Wednesday, December 30, 2009

The Top 40 Films of the 2000s: 30-21

30. MARIA FULL OF GRACE, Joshua Marsten (2004). Those who swear off foreign films are missing movies like this. Catalina Sandino Moreno was Oscar-nominated for her portrayal of a pregnant Columbian teenager who takes a job as a drug mule to get to the U.S. One of the most terrifying films of the decade, filled with sadness, intensity and suspense.

29. A HISTORY OF VIOLENCE, David Cronenberg (2005). Cronenberg and the fantastic Viggo Mortensen made two stunners this decade, but this one gets the slight edge over the more showy "Eastern Promises." It's a captivating look at how violence can affect an individual and a family that grows richer with repeated viewings.

28. BROKEBACK MOUNTAIN, Ang Lee (2005). Now often the butt of jokes, the cultural impact of this film cannot be denied. Slightly-long, a little slow, and deeply effective on a profound, emotional level. A revelatory love story of its time, whether you allowed yourself to be comfortable with it or not.

27. NO COUNTRY FOR OLD MEN, Joel & Ethan Coen (2007). Like my pick before this one, here's a film that took conventions of the Western and spun and updated them. Cormac McCarthy, an excellent writer, is the basis for Hitchcockian suspense and terror in the hands of an unforgettable Javier Bardem performance and the Coen brothers, who almost made my list two other times (with "The Man Who Wasn't There" and "O Brother, Where Art Thou?").

26. UNITED 93, Paul Greengrass (2006). Waiting just long enough for America to be able to face the domestic tragedy of the decade on a movie screen, the electric Greengrass (a whiz with his Bourne films) casts a bunch of no-names and directs the hell out of this portrait of the hijacked plane that ended up in a field in Pennsylvania. Not one to watch multiple times because it's that hard to watch. But it's not like you'd forget it, anyway.

25. MAN ON WIRE, James Marsh (2008). The best tribute to the now-gone World Trade Center was this gorgeous, Oscar-winning documentary, my favorite of the decade. Recreating the plan to get French tightrope walker Philippe Petit to the top of the twin towers in the early 1970s, the film gracefully fails to acknowledge that the towers are now gone and, instead, highlights the passion of pursuing one's art to the rhythm of a fast-paced action/heist film.

24. ETERNAL SUNSHINE OF THE SPOTLESS MIND, Michel Gondry (2004).

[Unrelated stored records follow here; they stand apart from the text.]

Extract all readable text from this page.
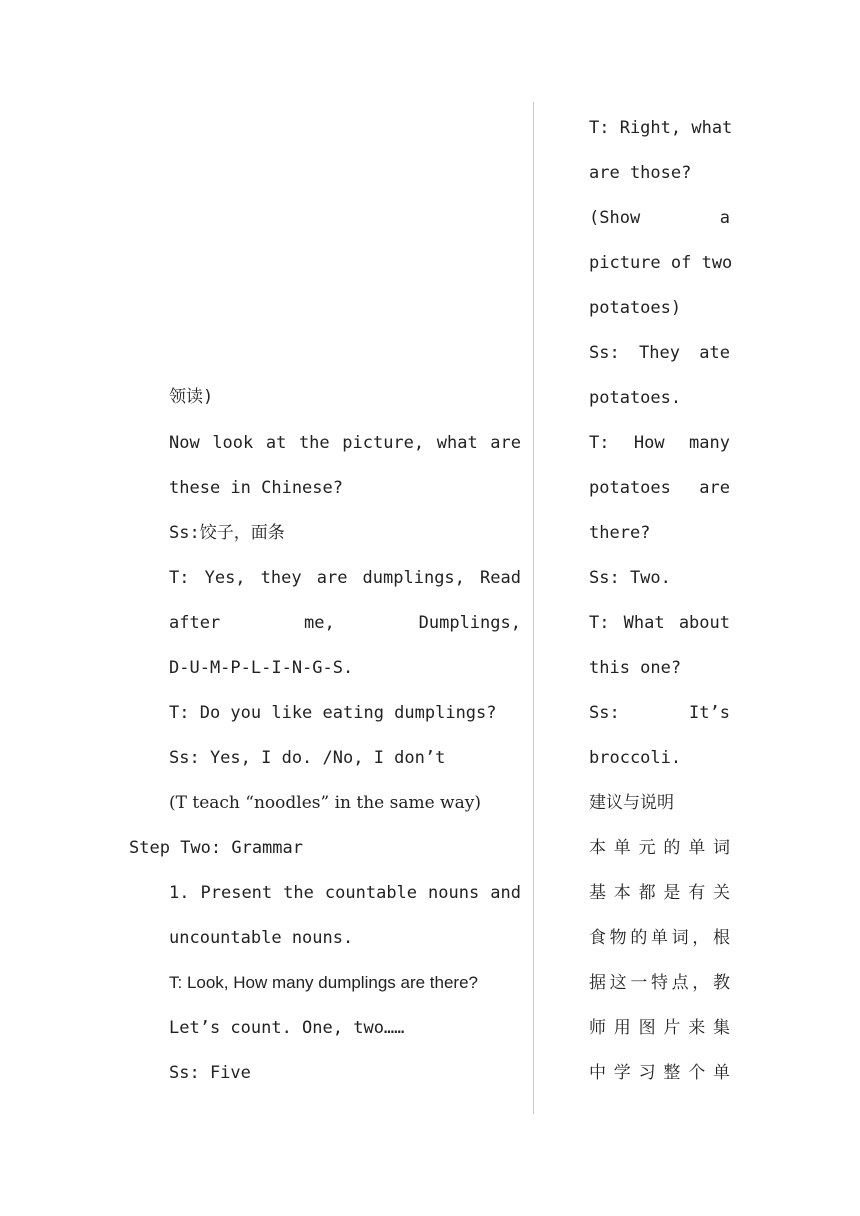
领读)
Now look at the picture, what are
these in Chinese?
Ss:饺子，面条
T: Yes, they are dumplings, Read
after	me,	Dumplings,
D-U-M-P-L-I-N-G-S.
T: Do you like eating dumplings?
Ss: Yes, I do. /No, I don’t
(T teach “noodles” in the same way)
Step Two: Grammar
1. Present the countable nouns and
uncountable nouns.
T: Look, How many dumplings are there?
Let’s count. One, two……
Ss: Five
T: Right, what
are those?
(Show	a
picture of two
potatoes)
Ss: They ate
potatoes.
T: How many
potatoes are
there?
Ss: Two.
T: What about
this one?
Ss:	It’s
broccoli.
建议与说明
本 单 元 的 单 词
基 本 都 是 有 关
食 物 的 单 词 ， 根
据 这 一 特 点 ， 教
师 用 图 片 来 集
中 学 习 整 个 单
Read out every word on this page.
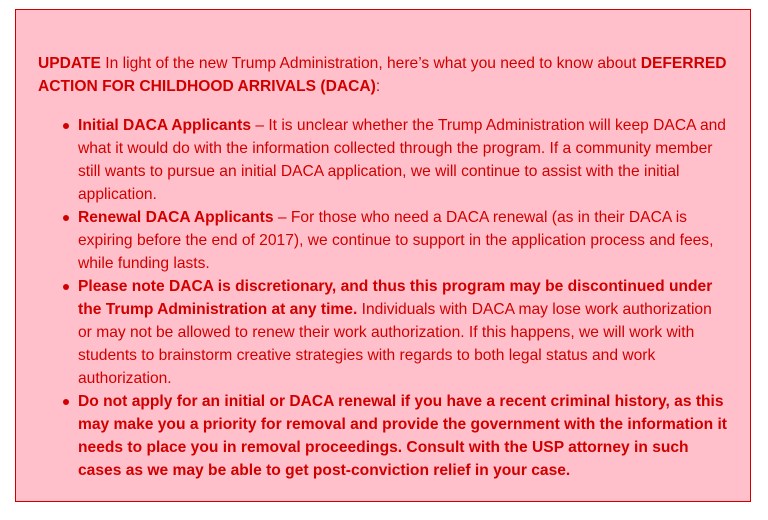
UPDATE In light of the new Trump Administration, here’s what you need to know about DEFERRED ACTION FOR CHILDHOOD ARRIVALS (DACA):

Initial DACA Applicants – It is unclear whether the Trump Administration will keep DACA and what it would do with the information collected through the program. If a community member still wants to pursue an initial DACA application, we will continue to assist with the initial application.
Renewal DACA Applicants – For those who need a DACA renewal (as in their DACA is expiring before the end of 2017), we continue to support in the application process and fees, while funding lasts.
Please note DACA is discretionary, and thus this program may be discontinued under the Trump Administration at any time. Individuals with DACA may lose work authorization or may not be allowed to renew their work authorization. If this happens, we will work with students to brainstorm creative strategies with regards to both legal status and work authorization.
Do not apply for an initial or DACA renewal if you have a recent criminal history, as this may make you a priority for removal and provide the government with the information it needs to place you in removal proceedings. Consult with the USP attorney in such cases as we may be able to get post-conviction relief in your case.
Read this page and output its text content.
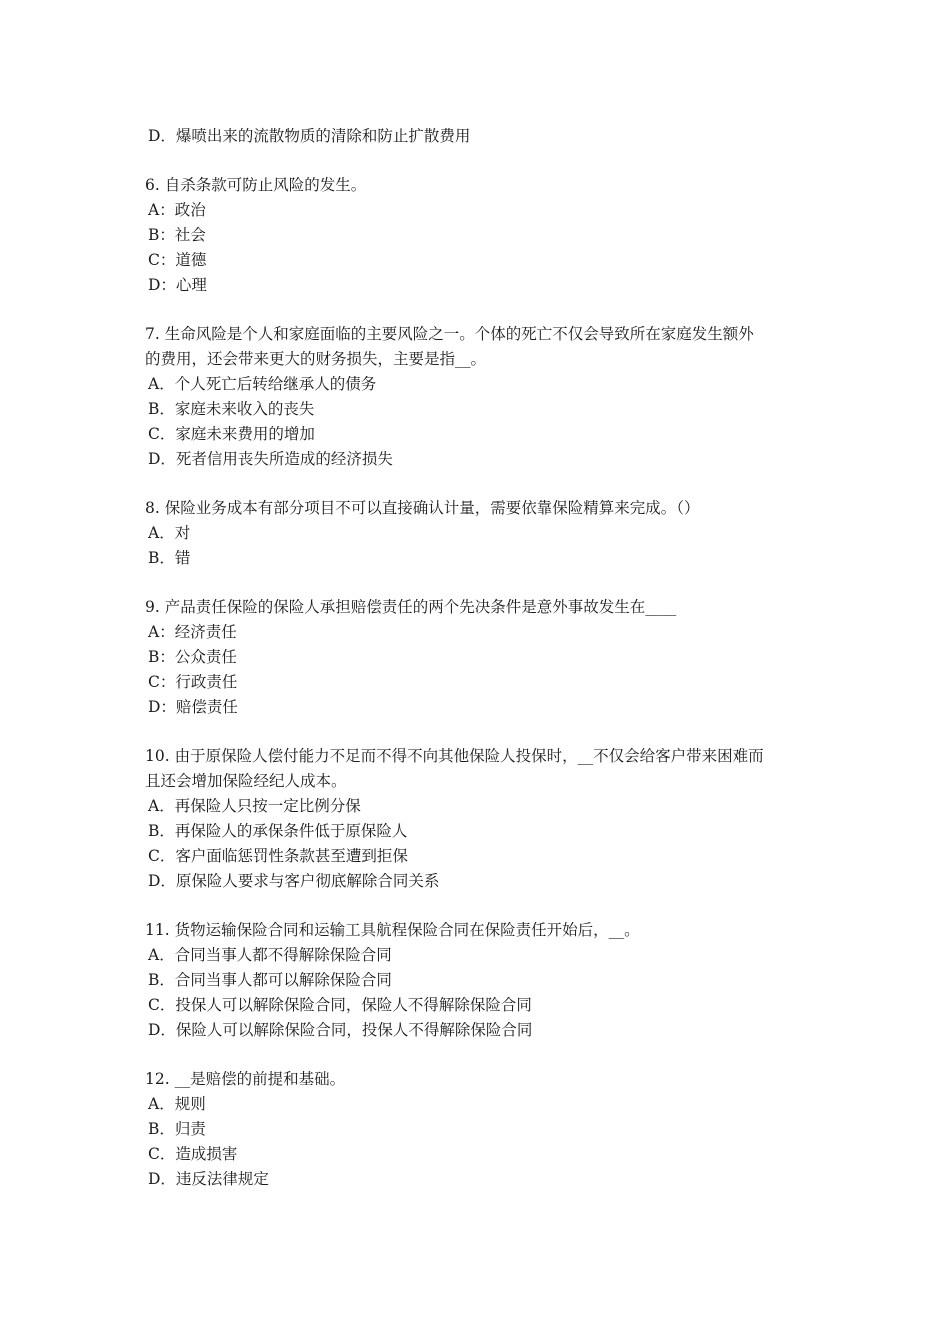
D．爆喷出来的流散物质的清除和防止扩散费用
6. 自杀条款可防止风险的发生。
A：政治
B：社会
C：道德
D：心理
7. 生命风险是个人和家庭面临的主要风险之一。个体的死亡不仅会导致所在家庭发生额外
的费用，还会带来更大的财务损失，主要是指__。
A．个人死亡后转给继承人的债务
B．家庭未来收入的丧失
C．家庭未来费用的增加
D．死者信用丧失所造成的经济损失
8. 保险业务成本有部分项目不可以直接确认计量，需要依靠保险精算来完成。（）
A．对
B．错
9. 产品责任保险的保险人承担赔偿责任的两个先决条件是意外事故发生在____
A：经济责任
B：公众责任
C：行政责任
D：赔偿责任
10. 由于原保险人偿付能力不足而不得不向其他保险人投保时，__不仅会给客户带来困难而
且还会增加保险经纪人成本。
A．再保险人只按一定比例分保
B．再保险人的承保条件低于原保险人
C．客户面临惩罚性条款甚至遭到拒保
D．原保险人要求与客户彻底解除合同关系
11. 货物运输保险合同和运输工具航程保险合同在保险责任开始后，__。
A．合同当事人都不得解除保险合同
B．合同当事人都可以解除保险合同
C．投保人可以解除保险合同，保险人不得解除保险合同
D．保险人可以解除保险合同，投保人不得解除保险合同
12. __是赔偿的前提和基础。
A．规则
B．归责
C．造成损害
D．违反法律规定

With an imaginative narrative structure that helps to tell the story, this film cemented Jim Carrey's status as an actor to be taken seriously and is but one example of the power of Kate Winslet, perhaps my favorite actress of the decade.

23. MOULIN ROUGE!, Baz Luhrmann (2001). Though not necessarily my favorite musical of the decade, this film (to a greater extent than "Dancer in the Dark") deserves credit for reigniting the musical as a viable commercial art form in cinema once again. A dazzling specatcle, Luhrmann closed his red curtain trilogy with fabulous art direction, cinematography, costumes and lighting, and ushered in the era of serious actors trying their hand at a tune that Woody Allen poked at a few years prior with "Everyone Says I Love You." All shamltz and melodramatic goodness.

22. BEFORE SUNSET, Richard Linklater (2004). A gorgeous, quiet film reuniting Ethan Hawke and Julia Delpy nine years after they first fell in love in "Before Sunrise." My favorite romance film of the decade, it's an 80-minute film about four hours out of the lives of two one-time lovers who, inexplicably, are able to see each other one more time.

21. Y TU MAMA TAMBIEN, Alfonso Cuaron (2001). A fantastic coming-of-age film, albeit one filled with graphic sex, and a hard-to-forget male fantasy film as two teenage boys in Mexico embark on a road trip with a sexy, older woman. Caliente!